Decoding Physics of Matter
Crystal Light
Researchers from Princeton University in a quest to answer the fundamental questions about physics of matter have started crystallizing light i.e. they are not using crystal as light but are transforming light into crystal. This is part of an effort to develop exotic materials such as room-temperature superconductors. For this, they have locked photons together, which is the basic element of light.
The team is looking to create a device that can simulate the behaviour of subatomic particles. Such a tool will help in answering questions related to atoms and molecules where modern computers fail. This is because computers operate under the rules of classical mechanics, which is a system that describes everyday world - containing things like bowling balls and planets. On the other hand the world of atoms and photons obey the rules of quantum mechanics, which includes strange and counterintuitive features. One of these odd properties is called "entanglement" in which multiple particles become linked and can affect each other over long distances.

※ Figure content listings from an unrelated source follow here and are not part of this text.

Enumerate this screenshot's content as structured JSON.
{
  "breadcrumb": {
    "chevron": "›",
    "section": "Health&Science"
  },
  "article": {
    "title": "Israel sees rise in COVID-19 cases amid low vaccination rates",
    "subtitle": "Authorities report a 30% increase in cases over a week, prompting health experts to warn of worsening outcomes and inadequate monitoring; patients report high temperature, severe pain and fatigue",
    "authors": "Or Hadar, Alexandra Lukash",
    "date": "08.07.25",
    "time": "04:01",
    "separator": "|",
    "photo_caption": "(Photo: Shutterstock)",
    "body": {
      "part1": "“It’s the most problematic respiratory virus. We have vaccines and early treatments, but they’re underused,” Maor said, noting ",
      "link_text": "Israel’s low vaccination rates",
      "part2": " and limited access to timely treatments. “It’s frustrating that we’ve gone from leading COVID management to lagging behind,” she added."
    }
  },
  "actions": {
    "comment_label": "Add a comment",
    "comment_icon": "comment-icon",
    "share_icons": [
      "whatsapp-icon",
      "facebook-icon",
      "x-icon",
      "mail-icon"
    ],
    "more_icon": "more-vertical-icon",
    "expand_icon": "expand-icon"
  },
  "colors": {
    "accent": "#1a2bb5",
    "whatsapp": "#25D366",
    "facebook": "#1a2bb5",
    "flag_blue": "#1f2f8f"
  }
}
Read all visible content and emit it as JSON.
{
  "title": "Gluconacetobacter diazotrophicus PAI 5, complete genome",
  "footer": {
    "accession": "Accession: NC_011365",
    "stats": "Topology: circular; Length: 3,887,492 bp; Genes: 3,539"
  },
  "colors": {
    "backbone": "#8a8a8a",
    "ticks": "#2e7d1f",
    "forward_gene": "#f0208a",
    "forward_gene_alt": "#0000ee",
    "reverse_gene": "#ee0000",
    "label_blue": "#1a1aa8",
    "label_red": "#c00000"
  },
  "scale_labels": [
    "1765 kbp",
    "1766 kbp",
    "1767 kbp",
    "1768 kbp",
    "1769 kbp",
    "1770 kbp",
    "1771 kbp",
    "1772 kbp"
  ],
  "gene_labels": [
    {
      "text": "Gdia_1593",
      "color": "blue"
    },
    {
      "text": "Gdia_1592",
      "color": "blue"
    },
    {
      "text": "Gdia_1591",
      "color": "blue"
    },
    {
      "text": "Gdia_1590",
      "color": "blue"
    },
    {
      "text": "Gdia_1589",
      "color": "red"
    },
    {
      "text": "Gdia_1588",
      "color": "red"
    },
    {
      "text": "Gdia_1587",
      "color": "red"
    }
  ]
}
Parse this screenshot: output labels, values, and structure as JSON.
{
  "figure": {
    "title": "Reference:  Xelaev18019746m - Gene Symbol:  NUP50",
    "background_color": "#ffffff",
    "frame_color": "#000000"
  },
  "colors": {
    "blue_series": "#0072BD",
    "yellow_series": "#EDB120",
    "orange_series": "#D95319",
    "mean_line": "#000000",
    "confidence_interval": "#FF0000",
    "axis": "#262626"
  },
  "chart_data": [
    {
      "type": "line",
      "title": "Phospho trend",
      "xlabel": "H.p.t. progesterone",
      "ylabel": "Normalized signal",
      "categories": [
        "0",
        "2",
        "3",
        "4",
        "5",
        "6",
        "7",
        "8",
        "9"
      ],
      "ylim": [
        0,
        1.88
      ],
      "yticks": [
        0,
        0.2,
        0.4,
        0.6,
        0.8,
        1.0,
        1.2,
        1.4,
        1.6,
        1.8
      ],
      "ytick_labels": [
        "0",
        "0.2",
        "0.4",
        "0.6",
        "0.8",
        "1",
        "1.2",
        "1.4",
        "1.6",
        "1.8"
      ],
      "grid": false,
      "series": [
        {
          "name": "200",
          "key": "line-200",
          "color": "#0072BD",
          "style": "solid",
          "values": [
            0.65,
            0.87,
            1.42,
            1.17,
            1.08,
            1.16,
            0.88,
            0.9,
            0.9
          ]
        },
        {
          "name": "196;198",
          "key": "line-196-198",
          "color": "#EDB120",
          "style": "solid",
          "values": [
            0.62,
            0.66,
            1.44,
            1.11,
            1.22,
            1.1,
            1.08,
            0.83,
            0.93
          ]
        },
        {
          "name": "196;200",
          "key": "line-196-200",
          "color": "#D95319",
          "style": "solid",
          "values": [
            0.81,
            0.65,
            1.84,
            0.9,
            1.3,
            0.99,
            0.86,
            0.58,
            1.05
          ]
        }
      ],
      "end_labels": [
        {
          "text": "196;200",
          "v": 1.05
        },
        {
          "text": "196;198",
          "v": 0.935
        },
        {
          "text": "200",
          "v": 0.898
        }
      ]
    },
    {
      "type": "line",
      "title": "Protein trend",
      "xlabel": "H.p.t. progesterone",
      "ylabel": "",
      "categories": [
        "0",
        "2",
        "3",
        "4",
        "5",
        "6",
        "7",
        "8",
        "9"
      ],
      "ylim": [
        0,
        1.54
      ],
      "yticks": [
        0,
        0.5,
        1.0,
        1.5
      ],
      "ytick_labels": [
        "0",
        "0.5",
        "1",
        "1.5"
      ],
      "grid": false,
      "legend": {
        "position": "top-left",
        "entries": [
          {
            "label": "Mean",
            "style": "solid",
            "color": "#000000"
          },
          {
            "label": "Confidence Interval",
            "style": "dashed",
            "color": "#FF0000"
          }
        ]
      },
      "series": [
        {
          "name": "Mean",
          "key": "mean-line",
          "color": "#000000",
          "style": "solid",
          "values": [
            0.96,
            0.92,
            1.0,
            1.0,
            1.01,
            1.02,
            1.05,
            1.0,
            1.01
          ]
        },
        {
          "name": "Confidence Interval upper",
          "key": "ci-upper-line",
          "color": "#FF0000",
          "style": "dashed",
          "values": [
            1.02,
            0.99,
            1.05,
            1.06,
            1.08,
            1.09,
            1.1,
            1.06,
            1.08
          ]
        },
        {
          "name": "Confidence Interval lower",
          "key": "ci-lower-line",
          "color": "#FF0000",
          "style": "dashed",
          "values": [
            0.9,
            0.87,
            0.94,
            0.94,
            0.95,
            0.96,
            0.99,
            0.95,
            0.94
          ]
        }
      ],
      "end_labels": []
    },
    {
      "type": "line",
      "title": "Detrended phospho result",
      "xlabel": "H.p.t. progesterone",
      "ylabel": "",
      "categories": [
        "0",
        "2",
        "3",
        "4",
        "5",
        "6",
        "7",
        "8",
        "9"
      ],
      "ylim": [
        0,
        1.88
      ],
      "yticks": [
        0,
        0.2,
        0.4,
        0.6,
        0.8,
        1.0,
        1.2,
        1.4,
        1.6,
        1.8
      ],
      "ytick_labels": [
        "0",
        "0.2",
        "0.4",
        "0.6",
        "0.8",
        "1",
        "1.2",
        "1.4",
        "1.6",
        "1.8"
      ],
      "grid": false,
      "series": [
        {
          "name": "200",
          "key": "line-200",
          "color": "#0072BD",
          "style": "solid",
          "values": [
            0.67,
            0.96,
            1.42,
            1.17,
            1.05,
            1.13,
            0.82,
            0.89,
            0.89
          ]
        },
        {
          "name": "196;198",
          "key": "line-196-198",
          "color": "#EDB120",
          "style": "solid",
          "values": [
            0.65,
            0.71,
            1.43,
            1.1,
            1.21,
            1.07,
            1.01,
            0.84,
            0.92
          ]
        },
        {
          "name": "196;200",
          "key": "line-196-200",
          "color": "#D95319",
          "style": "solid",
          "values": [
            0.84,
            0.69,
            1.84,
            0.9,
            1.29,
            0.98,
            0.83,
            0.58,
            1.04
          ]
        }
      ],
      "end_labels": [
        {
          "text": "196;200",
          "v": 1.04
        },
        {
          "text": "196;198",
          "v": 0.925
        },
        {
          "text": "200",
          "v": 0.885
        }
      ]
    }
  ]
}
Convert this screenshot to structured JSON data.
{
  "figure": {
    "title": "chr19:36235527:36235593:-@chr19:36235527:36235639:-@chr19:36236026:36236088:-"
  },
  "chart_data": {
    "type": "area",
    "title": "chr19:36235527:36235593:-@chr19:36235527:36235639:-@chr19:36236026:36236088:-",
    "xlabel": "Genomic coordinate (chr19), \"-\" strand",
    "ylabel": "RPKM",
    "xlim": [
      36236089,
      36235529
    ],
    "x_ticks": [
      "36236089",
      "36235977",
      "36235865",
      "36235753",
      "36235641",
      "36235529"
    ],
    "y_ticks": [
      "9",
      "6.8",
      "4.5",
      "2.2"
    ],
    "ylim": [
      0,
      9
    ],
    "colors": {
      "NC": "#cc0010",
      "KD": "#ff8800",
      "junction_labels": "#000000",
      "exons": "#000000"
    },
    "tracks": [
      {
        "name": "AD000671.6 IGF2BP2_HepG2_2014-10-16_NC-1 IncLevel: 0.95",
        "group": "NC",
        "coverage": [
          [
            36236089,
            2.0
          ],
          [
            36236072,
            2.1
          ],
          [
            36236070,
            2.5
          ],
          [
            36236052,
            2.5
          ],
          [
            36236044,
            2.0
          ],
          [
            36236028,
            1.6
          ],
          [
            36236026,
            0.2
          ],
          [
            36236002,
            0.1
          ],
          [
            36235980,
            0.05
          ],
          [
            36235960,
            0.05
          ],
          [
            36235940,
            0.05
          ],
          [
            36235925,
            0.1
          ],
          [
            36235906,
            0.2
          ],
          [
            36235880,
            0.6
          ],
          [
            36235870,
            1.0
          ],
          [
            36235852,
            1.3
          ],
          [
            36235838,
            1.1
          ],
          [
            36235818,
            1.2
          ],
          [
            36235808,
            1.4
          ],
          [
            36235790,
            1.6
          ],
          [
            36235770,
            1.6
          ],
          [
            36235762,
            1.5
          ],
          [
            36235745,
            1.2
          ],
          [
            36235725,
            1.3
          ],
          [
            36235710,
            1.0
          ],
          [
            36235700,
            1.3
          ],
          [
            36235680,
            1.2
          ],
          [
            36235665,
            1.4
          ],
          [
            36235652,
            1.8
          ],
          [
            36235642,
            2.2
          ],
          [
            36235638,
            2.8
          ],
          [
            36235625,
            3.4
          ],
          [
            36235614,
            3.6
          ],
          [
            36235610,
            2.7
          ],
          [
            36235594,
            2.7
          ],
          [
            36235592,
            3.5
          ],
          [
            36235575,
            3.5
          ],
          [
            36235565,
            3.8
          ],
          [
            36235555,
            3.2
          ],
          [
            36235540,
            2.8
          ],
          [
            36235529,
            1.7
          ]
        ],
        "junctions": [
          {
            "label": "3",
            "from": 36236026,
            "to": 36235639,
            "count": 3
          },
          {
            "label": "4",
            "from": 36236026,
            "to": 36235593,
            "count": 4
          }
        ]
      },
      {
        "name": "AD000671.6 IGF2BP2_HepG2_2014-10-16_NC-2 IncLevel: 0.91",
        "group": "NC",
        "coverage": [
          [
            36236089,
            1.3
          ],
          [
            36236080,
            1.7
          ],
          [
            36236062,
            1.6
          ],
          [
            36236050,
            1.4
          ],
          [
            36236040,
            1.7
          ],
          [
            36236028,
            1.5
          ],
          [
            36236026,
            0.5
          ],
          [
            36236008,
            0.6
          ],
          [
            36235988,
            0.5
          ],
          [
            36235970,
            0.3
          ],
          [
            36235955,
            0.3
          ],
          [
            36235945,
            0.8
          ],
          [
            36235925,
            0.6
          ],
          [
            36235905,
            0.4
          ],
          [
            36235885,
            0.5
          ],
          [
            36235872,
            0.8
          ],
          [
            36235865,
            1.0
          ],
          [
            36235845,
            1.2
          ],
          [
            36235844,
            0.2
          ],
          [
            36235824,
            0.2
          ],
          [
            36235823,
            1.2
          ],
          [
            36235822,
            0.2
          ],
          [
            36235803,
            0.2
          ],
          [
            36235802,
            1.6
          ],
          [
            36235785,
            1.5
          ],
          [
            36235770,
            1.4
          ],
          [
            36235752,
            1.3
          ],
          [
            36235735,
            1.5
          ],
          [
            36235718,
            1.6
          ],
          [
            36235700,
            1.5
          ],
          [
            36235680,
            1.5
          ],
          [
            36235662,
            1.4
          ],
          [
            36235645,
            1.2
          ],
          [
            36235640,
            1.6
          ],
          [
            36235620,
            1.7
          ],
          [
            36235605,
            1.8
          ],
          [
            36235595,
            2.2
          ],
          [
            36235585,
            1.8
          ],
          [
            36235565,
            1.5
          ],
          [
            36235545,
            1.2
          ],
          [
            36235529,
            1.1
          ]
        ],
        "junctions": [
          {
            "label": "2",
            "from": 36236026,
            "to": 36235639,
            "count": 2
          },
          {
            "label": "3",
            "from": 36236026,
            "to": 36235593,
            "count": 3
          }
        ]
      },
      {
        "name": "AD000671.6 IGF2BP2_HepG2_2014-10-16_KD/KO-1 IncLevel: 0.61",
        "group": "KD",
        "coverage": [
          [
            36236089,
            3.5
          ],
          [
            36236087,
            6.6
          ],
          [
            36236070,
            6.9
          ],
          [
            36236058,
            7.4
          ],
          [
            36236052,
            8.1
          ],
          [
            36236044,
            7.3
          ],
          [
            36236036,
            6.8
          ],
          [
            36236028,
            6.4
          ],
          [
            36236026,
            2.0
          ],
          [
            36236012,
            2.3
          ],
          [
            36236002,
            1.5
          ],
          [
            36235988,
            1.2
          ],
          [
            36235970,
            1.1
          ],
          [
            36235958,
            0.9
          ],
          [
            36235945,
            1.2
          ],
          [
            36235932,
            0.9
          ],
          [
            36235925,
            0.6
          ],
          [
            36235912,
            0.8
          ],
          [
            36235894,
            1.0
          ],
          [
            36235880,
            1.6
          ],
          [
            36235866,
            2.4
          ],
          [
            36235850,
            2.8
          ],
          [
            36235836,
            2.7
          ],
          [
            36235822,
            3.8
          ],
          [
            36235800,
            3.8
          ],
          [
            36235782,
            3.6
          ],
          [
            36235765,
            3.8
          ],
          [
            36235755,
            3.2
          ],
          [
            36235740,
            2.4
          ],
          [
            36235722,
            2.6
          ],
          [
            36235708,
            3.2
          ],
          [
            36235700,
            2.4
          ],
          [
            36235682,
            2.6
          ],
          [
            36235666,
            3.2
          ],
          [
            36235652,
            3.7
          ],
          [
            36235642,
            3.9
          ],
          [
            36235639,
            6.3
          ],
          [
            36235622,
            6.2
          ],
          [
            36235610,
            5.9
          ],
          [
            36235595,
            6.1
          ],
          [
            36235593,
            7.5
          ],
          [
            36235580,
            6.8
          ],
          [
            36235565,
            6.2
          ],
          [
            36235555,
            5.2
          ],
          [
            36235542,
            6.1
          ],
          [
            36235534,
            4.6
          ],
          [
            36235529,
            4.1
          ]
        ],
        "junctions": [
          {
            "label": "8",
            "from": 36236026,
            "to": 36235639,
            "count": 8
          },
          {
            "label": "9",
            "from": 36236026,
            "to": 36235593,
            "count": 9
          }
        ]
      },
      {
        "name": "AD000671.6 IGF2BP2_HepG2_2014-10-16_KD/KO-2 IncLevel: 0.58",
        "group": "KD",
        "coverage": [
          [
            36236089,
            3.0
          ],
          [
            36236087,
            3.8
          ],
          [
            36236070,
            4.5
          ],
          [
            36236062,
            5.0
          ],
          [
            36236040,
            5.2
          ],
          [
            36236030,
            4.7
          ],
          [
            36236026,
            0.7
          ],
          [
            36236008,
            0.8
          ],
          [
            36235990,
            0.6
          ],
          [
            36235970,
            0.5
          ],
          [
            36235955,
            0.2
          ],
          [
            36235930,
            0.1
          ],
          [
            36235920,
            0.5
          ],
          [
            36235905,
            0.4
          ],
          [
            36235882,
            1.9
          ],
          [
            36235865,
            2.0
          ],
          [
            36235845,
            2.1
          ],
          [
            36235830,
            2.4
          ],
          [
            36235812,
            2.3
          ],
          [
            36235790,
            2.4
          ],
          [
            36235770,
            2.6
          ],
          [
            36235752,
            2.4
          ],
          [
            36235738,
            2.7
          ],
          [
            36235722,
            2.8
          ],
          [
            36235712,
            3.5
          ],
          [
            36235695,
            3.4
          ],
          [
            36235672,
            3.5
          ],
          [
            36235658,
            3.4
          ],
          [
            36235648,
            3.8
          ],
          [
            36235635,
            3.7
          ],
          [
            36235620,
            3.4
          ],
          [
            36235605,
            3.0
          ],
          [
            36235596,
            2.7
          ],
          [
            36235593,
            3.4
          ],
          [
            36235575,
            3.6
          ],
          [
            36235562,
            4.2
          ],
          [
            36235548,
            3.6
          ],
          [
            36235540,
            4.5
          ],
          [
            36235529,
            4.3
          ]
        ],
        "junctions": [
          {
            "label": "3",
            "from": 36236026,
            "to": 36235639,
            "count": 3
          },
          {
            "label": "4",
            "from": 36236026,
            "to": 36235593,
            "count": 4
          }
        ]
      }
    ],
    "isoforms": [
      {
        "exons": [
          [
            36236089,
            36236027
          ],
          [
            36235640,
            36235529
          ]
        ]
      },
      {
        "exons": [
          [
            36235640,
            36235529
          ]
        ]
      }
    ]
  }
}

Researchers as part of the project created a structure made of superconducting materials that contains 100 billion atoms engineered to act as a single "artificial atom". They placed the artificial atom close to a superconducting wire containing photons. By the rules of quantum mechanics, the photons on the wire inherit some of the properties of artificial atom. Generally photons do not interact with each other, but in this case researchers were able to create new behaviour in which photons interacted in some ways like particles. These interactions led to a completely new collective behaviour for light, akin to the phases of matter, like liquids and crystals, studied in condensed matter physics.
Researchers plan to expand the device and the number of interactions by increasing the structure’s ability to simulate more complex systems.